GDPR Compliance

At ShaBarber, your privacy and data protection rights are our top priority. We strictly comply with the General Data Protection Regulation (GDPR), ensuring your personal information is collected, processed, and stored responsibly, securely, and transparently.

What Information Do We Collect?

When using ShaBarber, we may collect the following personal data:

• Full Name
• Email Address
• Phone Number
• Booking Details (service type, time, preferences)
• Billing information (processed securely through Stripe)
• Device and browser information (for security and analytics)

Why Do We Collect Your Data?

Your data is used only for purposes necessary to provide our services effectively. These include:

• Creating and managing your user account
• Booking and managing barber appointments
• Processing payments through Stripe
• Sending email confirmations and booking reminders
• Improving our services based on usage and feedback
• Ensuring system security and fraud prevention

Our Legal Basis for Processing

We process your data based on the following legal grounds:

• Consent – When you create an account or opt-in to communications.
• Contractual necessity – For managing bookings and fulfilling services.
• Legitimate interest – For security, service improvements, and communication regarding your bookings.
• Legal obligations – When required to comply with applicable laws or regulations.

How Is Your Payment Information Handled?

All payment processing is securely handled by Stripe. We do not store, process, or transmit your card data on our servers. Stripe is a certified PCI-DSS Level 1 payment processor, ensuring your payment details remain protected and encrypted.

How Long Do We Keep Your Data?

We retain your data only as long as necessary to provide our services and comply with legal obligations. You can request deletion of your personal data at any time by contacting us.

Your Rights Under GDPR

As a user, you have the following rights under GDPR:

• Right to Access – Request a copy of your personal data.
• Right to Rectification – Update any inaccurate or incomplete data.
• Right to Erasure – Ask us to delete your personal information.
• Right to Restrict Processing – Temporarily limit our use of your data.
• Right to Data Portability – Request transfer of your data to another service.
• Right to Object – Opt out of certain types of processing, such as marketing.

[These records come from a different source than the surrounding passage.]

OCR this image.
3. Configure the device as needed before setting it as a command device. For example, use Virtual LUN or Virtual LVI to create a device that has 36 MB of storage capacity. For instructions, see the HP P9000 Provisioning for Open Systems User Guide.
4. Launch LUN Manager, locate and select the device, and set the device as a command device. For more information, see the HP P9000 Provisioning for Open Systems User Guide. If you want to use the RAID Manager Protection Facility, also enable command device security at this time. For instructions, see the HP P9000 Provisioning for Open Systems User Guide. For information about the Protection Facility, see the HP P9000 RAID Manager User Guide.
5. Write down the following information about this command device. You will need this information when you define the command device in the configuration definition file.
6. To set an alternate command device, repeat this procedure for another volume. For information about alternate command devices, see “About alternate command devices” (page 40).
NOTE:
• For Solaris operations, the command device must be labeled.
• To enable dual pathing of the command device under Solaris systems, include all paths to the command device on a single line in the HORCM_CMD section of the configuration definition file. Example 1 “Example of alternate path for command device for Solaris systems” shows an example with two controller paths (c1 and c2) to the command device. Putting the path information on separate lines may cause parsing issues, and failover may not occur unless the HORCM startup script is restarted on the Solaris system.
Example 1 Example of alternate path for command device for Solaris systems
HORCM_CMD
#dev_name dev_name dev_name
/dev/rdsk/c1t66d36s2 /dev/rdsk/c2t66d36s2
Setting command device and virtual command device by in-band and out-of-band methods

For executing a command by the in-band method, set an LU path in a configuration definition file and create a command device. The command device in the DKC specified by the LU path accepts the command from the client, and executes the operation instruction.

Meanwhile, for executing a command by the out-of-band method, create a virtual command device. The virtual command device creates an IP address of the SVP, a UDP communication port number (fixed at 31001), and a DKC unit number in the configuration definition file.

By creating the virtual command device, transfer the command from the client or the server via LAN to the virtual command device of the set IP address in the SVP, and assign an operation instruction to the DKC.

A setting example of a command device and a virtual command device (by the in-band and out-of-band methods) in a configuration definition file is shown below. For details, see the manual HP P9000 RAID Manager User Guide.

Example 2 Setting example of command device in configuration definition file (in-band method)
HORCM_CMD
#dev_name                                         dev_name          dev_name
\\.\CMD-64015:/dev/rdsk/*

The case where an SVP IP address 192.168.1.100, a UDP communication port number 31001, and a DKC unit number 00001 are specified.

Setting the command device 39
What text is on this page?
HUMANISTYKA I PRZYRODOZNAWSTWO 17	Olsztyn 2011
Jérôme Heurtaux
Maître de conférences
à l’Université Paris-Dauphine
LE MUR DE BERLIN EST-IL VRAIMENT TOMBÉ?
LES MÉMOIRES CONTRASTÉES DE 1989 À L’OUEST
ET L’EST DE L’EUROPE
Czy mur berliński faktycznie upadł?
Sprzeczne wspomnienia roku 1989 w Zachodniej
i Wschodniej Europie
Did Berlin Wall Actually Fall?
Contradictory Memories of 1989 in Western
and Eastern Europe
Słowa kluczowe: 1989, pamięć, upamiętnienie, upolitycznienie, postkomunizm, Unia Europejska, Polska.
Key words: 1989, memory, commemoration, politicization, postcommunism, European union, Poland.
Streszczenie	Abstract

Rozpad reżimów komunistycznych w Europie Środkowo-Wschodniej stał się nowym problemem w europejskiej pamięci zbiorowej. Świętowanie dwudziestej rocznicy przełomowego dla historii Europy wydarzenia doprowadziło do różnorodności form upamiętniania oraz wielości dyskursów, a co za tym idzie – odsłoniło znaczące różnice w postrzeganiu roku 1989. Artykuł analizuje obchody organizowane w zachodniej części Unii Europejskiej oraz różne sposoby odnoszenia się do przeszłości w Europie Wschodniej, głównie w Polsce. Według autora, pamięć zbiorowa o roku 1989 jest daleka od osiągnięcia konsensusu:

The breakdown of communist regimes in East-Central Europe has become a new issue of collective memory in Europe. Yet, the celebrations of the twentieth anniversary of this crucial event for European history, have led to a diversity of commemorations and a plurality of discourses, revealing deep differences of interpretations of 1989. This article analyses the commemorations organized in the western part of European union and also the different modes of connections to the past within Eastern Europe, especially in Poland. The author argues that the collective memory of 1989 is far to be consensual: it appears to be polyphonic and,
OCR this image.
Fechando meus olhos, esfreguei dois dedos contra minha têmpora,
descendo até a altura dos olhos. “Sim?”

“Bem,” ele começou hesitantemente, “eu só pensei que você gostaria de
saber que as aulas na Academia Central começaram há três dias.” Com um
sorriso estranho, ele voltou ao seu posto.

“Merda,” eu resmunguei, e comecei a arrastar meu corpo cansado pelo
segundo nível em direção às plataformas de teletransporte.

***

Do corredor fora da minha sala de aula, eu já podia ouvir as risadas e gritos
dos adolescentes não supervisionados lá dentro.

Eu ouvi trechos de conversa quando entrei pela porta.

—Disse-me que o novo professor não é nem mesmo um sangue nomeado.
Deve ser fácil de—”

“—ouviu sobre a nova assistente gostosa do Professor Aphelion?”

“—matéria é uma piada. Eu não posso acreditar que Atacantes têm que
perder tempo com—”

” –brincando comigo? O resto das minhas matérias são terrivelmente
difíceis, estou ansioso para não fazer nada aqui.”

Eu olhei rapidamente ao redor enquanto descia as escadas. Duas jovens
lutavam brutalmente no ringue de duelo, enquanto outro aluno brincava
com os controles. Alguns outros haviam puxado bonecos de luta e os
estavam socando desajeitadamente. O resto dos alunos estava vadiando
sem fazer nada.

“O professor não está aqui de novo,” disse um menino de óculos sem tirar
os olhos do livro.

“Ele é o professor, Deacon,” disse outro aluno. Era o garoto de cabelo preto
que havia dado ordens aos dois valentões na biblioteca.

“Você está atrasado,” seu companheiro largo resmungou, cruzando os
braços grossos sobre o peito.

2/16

How to Exercise Your Rights

If you would like to exercise any of your data rights, you can contact our Data Protection Officer at shahomadhat2015@gmail.com. We respond to all requests within 30 days in accordance with GDPR.

Data Security

We take data protection seriously. All user data is transmitted over secure HTTPS connections and stored using industry-standard encryption methods. Internal access to personal data is restricted and monitored.

Third-Party Services

We work with trusted third-party providers like Stripe (for payments) and analytics tools (e.g. Google Analytics). These services adhere to GDPR and only process data under our instructions and legal basis.

Contact & Complaints

If you have questions about our GDPR policy or feel your data is not being handled properly, please contact us at shahomadhat2015@gmail.com. You also have the right to lodge a complaint with the UK’s Information Commissioner’s Office (ICO).

ShaBarber is committed to full GDPR compliance and providing full transparency around your personal data. Your trust is everything to us.